On the other hand, this enumeration has not by any means the same significance in Article 13 of the First Convention. In virtue of a humanitarian principle, universally recognized in international law, of which the Geneva Conventions are merely the practical expression, any wounded or sick person whatever, even a ' franc-tireur ' or a criminal, is entitled to respect and humane treatment and the care which his condition requires. Even civilians, when they are wounded or sick, have the benefit of humanitarian safeguards (as embodied in Part II of the Fourth Geneva Convention of 1949) very similar to those which the First Convention prescribes in the case of members of the armed forces; and the applicability of these safeguards is quite general.

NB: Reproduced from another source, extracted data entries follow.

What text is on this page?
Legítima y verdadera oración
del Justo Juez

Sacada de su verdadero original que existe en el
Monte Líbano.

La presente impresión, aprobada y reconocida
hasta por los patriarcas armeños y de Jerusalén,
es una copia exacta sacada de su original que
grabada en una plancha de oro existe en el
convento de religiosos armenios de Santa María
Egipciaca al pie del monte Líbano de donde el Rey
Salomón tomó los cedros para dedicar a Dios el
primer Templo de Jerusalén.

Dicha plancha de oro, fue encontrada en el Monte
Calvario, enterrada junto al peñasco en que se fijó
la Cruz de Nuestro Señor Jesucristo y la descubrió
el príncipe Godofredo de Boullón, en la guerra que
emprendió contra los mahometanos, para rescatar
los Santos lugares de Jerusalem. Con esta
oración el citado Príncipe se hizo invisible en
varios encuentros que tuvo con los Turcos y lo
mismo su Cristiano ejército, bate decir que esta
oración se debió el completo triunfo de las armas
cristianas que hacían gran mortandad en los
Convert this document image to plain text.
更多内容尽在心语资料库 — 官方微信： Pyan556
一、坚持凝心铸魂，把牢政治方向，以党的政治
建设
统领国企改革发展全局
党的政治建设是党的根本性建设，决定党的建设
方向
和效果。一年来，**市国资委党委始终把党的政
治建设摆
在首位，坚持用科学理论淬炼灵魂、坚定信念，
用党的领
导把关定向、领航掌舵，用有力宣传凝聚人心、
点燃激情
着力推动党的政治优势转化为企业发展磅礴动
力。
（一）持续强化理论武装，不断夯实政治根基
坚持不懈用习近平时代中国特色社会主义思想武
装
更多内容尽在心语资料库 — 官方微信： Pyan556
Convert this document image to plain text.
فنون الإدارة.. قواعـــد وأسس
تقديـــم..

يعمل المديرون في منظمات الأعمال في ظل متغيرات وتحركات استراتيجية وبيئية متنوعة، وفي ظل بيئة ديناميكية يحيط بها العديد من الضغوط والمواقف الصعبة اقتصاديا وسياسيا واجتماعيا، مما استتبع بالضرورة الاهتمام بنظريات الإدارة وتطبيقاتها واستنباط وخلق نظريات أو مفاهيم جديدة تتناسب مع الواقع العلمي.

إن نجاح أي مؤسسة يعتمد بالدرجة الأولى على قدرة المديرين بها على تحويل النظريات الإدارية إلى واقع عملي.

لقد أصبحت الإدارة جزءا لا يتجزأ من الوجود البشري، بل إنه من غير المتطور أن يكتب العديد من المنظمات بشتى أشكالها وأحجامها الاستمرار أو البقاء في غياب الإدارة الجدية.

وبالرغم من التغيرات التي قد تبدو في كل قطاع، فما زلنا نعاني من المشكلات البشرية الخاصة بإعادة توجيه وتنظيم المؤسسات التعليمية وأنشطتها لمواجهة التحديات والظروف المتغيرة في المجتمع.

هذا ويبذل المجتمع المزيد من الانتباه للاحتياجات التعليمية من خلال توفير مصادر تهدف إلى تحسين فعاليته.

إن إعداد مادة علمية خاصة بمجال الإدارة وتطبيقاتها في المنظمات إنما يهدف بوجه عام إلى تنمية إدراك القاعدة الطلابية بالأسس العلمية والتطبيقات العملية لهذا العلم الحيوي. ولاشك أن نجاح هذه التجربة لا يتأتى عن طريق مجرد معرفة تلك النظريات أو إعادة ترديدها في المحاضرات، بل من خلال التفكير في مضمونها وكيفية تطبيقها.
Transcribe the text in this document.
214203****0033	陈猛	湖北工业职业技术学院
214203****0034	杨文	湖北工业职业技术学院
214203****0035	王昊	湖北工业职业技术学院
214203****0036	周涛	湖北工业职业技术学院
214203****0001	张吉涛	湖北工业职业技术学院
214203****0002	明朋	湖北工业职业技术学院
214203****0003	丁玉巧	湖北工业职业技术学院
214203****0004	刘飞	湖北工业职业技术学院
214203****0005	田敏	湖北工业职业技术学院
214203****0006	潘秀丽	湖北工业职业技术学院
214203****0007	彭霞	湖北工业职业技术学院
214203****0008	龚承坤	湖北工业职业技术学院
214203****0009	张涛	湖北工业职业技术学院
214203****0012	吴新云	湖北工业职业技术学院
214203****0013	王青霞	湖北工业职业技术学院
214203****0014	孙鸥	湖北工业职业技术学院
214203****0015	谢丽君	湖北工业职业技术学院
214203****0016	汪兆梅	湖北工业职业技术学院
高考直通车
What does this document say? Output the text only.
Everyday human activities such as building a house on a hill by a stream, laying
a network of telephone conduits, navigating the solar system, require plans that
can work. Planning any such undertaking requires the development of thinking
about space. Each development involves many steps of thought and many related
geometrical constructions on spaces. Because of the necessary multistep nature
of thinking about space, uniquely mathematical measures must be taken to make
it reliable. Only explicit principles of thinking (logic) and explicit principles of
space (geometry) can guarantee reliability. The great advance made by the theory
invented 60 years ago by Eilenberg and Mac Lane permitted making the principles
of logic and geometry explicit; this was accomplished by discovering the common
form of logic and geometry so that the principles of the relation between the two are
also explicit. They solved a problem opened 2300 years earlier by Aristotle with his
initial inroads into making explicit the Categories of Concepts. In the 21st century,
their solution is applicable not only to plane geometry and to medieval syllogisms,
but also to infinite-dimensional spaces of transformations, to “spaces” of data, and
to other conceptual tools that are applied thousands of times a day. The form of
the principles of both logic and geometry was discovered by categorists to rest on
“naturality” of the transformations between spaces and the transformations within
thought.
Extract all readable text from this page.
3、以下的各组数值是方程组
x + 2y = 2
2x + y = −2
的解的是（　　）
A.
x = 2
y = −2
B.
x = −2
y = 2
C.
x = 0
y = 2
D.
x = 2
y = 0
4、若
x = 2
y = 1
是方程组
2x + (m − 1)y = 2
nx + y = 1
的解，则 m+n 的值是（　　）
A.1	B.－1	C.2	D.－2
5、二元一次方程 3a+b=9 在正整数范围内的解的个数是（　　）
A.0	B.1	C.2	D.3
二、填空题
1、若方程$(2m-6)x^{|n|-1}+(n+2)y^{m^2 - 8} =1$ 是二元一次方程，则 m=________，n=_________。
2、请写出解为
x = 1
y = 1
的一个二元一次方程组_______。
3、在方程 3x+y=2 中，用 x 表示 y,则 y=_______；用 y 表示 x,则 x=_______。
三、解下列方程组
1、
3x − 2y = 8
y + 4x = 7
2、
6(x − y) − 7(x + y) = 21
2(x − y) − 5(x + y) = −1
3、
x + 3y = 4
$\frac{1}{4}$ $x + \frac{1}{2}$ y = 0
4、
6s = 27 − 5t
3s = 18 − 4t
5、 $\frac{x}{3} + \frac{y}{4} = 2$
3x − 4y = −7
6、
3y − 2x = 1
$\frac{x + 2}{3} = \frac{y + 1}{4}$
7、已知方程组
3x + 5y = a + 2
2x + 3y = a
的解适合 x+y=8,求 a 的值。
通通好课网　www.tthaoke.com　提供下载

In this respect the two Conventions are entirely complementary, and cover the whole field of human suffering.

Article 13 cannot therefore in any way entitle a belligerent to refrain from respecting a wounded person, or to deny him the requisite treatment, even where he does not belong to one of the categories specified in the Article. Any wounded person, whoever he may be, must be treated by the enemy in accordance with the Geneva Convention. When a wounded person falls into the enemy's hands, the latter will have ample time to consider, at the proper time and place, what his status is, and whether he is or is not a prisoner of war.

At most, Article 13 will serve to determine under what Convention the wounded man is to be respected and cared for. Moreover, since [p.146] Article 14 of the Convention stipulates that wounded and sick who fall into enemy hands are to be prisoners of war, it was desirable that the First and Third Conventions should be in exact concordance on the point. That does not, however, in any way alter the fact that the decision to expand Article 13 was taken in order to satisfy a desire for precision and not to meet a vital need.

 

C. ' The different categories. ' -- As Article 13 has its origin, and finds its real significance, in the Convention relative to the treatment of prisoners of war, the different categories which it enumerates cannot usefully be considered except in connection with the Third Convention. It will suffice to say that Article 13 of the First Convention in its recapitulation of the categories specified in Article 4 of the Third Convention has not included those referred to in the latter Article under Part B. Part B relates to persons already in enemy hands or to persons coming under the control of a neutral Power; and such persons will not be found lying wounded or sick on battlefields.